言うことを無理に聞かせる、やらせるのではなく、子どもたち自らが気付き→自分自身の中で受け止め→行動の変化~といったこのプロセス、つまりこころに響く指導でないと、こどもたちの気付き、やる気スイッチはON!とはならないのです。
そのためにはいったい何が必要なのでしょうか?
まずは、そしてずっと
教師がやり続けていることを
見せていくことの大切さ!
その答えは「率先垂範(そっせんすいはん)」これに尽きるのです。これは実は先生方、みなさんも気付いていることだと思うのです。

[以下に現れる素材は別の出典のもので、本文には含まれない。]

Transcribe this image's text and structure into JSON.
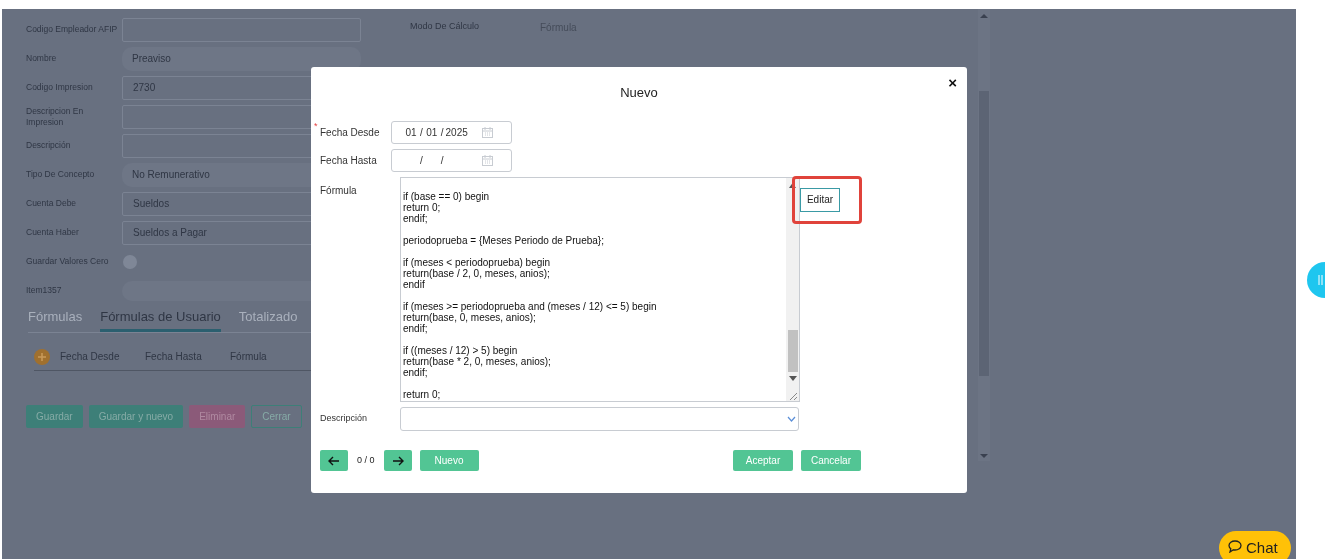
{
  "background_form": {
    "fields": [
      {
        "label": "Codigo Empleador AFIP",
        "kind": "input"
      },
      {
        "label": "Nombre",
        "kind": "readonly",
        "value": "Preaviso"
      },
      {
        "label": "Codigo Impresion",
        "kind": "input",
        "value": "2730"
      },
      {
        "label": "Descripcion En Impresion",
        "kind": "input"
      },
      {
        "label": "Descripción",
        "kind": "input"
      },
      {
        "label": "Tipo De Concepto",
        "kind": "readonly",
        "value": "No Remunerativo"
      },
      {
        "label": "Cuenta Debe",
        "kind": "input",
        "value": "Sueldos"
      },
      {
        "label": "Cuenta Haber",
        "kind": "input",
        "value": "Sueldos a Pagar"
      },
      {
        "label": "Guardar Valores Cero",
        "kind": "toggle",
        "on": false
      },
      {
        "label": "Item1357",
        "kind": "pill"
      }
    ],
    "side_field": {
      "label": "Modo De Cálculo",
      "value": "Fórmula"
    },
    "tabs": [
      {
        "label": "Fórmulas",
        "selected": false
      },
      {
        "label": "Fórmulas de Usuario",
        "selected": true
      },
      {
        "label": "Totalizado",
        "selected": false
      }
    ],
    "table": {
      "columns": [
        "Fecha Desde",
        "Fecha Hasta",
        "Fórmula"
      ]
    },
    "buttons": [
      {
        "label": "Guardar",
        "kind": "primary"
      },
      {
        "label": "Guardar y nuevo",
        "kind": "primary"
      },
      {
        "label": "Eliminar",
        "kind": "danger"
      },
      {
        "label": "Cerrar",
        "kind": "outline"
      }
    ]
  },
  "dialog": {
    "title": "Nuevo",
    "close": "×",
    "fecha_desde": {
      "label": "Fecha Desde",
      "required_mark": "*",
      "day": "01",
      "separators": [
        "/",
        "/"
      ],
      "month": "01",
      "year": "2025"
    },
    "fecha_hasta": {
      "label": "Fecha Hasta",
      "separators": [
        "/",
        "/"
      ]
    },
    "formula": {
      "label": "Fórmula",
      "value": "if (base == 0) begin\nreturn 0;\nendif;\n\nperiodoprueba = {Meses Periodo de Prueba};\n\nif (meses < periodoprueba) begin\nreturn(base / 2, 0, meses, anios);\nendif\n\nif (meses >= periodoprueba and (meses / 12) <= 5) begin\nreturn(base, 0, meses, anios);\nendif;\n\nif ((meses / 12) > 5) begin\nreturn(base * 2, 0, meses, anios);\nendif;\n\nreturn 0;"
    },
    "edit_button": {
      "label": "Editar",
      "highlighted": true
    },
    "descripcion": {
      "label": "Descripción"
    },
    "pager": "0 / 0",
    "new_button": "Nuevo",
    "accept_button": "Aceptar",
    "cancel_button": "Cancelar"
  },
  "chat_button": "Chat"
}
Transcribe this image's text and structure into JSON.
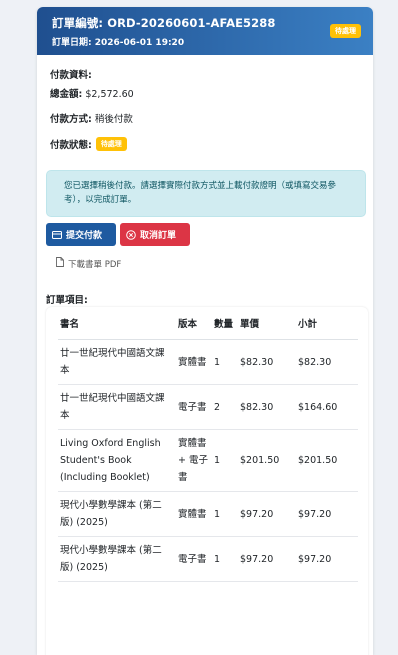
{
  "header": {
    "order_number": "訂單編號: ORD-20260601-AFAE5288",
    "order_date": "訂單日期: 2026-06-01 19:20",
    "status_badge": "待處理"
  },
  "payment": {
    "section_label": "付款資料:",
    "total_label": "總金額:",
    "total_value": "$2,572.60",
    "method_label": "付款方式:",
    "method_value": "稍後付款",
    "status_label": "付款狀態:",
    "status_badge": "待處理"
  },
  "alert": {
    "text": "您已選擇稍後付款。請選擇實際付款方式並上載付款證明（或填寫交易參考），以完成訂單。"
  },
  "actions": {
    "submit_payment": "提交付款",
    "cancel_order": "取消訂單",
    "download_pdf": "下載書單 PDF"
  },
  "items": {
    "label": "訂單項目:",
    "headers": {
      "name": "書名",
      "version": "版本",
      "qty": "數量",
      "price": "單價",
      "subtotal": "小計"
    },
    "rows": [
      {
        "name": "廿一世紀現代中國語文課本",
        "version": "實體書",
        "qty": "1",
        "price": "$82.30",
        "subtotal": "$82.30"
      },
      {
        "name": "廿一世紀現代中國語文課本",
        "version": "電子書",
        "qty": "2",
        "price": "$82.30",
        "subtotal": "$164.60"
      },
      {
        "name": "Living Oxford English Student's Book (Including Booklet)",
        "version": "實體書 + 電子書",
        "qty": "1",
        "price": "$201.50",
        "subtotal": "$201.50"
      },
      {
        "name": "現代小學數學課本 (第二版) (2025)",
        "version": "實體書",
        "qty": "1",
        "price": "$97.20",
        "subtotal": "$97.20"
      },
      {
        "name": "現代小學數學課本 (第二版) (2025)",
        "version": "電子書",
        "qty": "1",
        "price": "$97.20",
        "subtotal": "$97.20"
      }
    ]
  },
  "colors": {
    "header_start": "#1f4f8f",
    "header_end": "#3b80c4",
    "badge_warning": "#ffc107",
    "primary": "#1e5aa0",
    "danger": "#dc3545",
    "alert_bg": "#d1ecf1"
  },
  "icons": {
    "submit": "credit-card-icon",
    "cancel": "close-circle-icon",
    "pdf": "file-icon"
  }
}
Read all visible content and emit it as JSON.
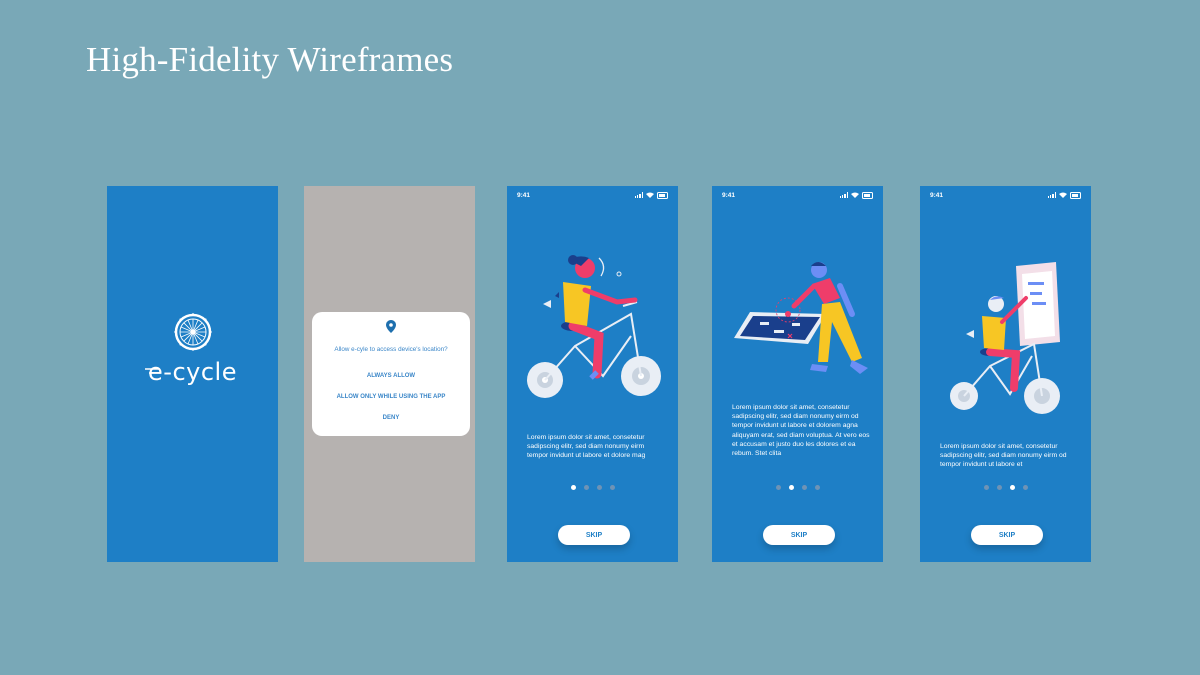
{
  "page_title": "High-Fidelity Wireframes",
  "colors": {
    "background": "#79a8b7",
    "screen_blue": "#1e7fc6",
    "dialog_overlay": "#b6b2b0",
    "accent": "#3a86c8"
  },
  "splash": {
    "logo_text": "e-cycle",
    "logo_icon": "bicycle-wheel-icon"
  },
  "permission": {
    "icon": "location-pin-icon",
    "question": "Allow e-cyle to access device's location?",
    "options": [
      "ALWAYS ALLOW",
      "ALLOW ONLY WHILE USING THE APP",
      "DENY"
    ]
  },
  "onboarding": [
    {
      "time": "9:41",
      "text": "Lorem ipsum dolor sit amet, consetetur sadipscing elitr, sed diam nonumy eirm tempor invidunt ut labore et dolore mag",
      "active_dot": 0,
      "skip_label": "SKIP"
    },
    {
      "time": "9:41",
      "text": "Lorem ipsum dolor sit amet, consetetur sadipscing elitr, sed diam nonumy eirm od tempor invidunt ut labore et dolorem agna aliquyam erat, sed diam voluptua. At vero eos et accusam et justo duo les dolores et ea rebum. Stet clita",
      "active_dot": 1,
      "skip_label": "SKIP"
    },
    {
      "time": "9:41",
      "text": "Lorem ipsum dolor sit amet, consetetur sadipscing elitr, sed diam nonumy eirm od tempor invidunt ut labore et",
      "active_dot": 2,
      "skip_label": "SKIP"
    }
  ]
}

一見カンタンそうで、やり続けるのは実は難しい・・・
私の初任の頃を振り返ってみると、実はこうでした。
授 業
準備万全で臨んでいたのに、余裕が全くなかったため、ぎこちなく自分自身が授業をまったく楽しめてはいなかった。
「これってスゴイ!ね」
「どうしてこうなるんだろう?一緒に考えてみよう!」
「その意見、イイネ!」
「みんな、今日はやるじゃないか!」
授業のライヴ感とともに、私自身が授業を楽しんでいれば、授業を子どもたちと共有、体感できていれば、このような言葉もポンポンと飛び出していったのでしょう。悲しいことに、はじめの頃の私の授業はなんともつまらない一方通行の授業ともいえない代物だったのです。
実は私の場合、自分の授業研究のために、初任の頃からビデオに従業風景を収めていたのですが、いま改めて見直すと赤面ものです。
わかりやすく、ためになり面白い授業を提供したくば、まずは授業者が率先して授業を楽しまないとダメなのだ!と私は気付いたのです。楽しめるくらいの余裕はいったいどこから生まれてくるのでしょうか?
そうなのです。準備に準備を重ねた周到な努力の積み重ねしかないですよね。そして後はトライ&エラーです。こう話すと、「そんな時間どうやって捻出しろって言うんだ?」という声が聞こえてきそうですが、それは重々承知してます。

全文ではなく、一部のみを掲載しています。